Kennedy walked in at one point with a paper and a pen but unfortunately caught them in the middle. So, Kennedy did what she’d do in any scenario—quickly run out in fear of ruining the moment but casually slip on the doorstop. Ironically, the couple never noticed her tumble, her strangely silent somersault away. Kennedy stood up soon after and calmly wiped off the fall.
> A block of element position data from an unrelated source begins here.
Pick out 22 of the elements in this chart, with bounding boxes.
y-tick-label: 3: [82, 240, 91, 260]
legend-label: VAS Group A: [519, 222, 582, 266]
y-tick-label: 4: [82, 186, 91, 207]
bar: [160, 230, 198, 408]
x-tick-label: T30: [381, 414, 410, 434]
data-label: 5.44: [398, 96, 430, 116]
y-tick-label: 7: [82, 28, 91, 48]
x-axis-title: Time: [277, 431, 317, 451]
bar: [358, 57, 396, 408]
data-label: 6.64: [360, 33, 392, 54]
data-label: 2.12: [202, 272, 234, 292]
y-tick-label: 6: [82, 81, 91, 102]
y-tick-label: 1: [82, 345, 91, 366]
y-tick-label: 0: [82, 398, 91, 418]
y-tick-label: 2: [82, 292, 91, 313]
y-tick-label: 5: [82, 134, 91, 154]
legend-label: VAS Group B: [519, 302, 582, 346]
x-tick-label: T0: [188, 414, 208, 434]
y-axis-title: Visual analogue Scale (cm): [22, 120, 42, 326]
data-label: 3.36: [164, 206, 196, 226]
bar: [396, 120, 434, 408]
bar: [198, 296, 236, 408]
When she came back with the documents the second time, she handed them to Mary and pointed to where she needed her father to sign. Mark picked a few forms as well, though he waited until he was eighteen and held the test costs on his own to save the expense from his parents.

The next test was scheduled eleven months from then, and they went in together, hungry, as the test asked for no food within twenty-four hours. When they walked in, they held each other’s hands, and when given anesthesia, the doctors had to separate their grasp. Every test was the same. The doctors separated them. The doctors always, no matter what, separated them.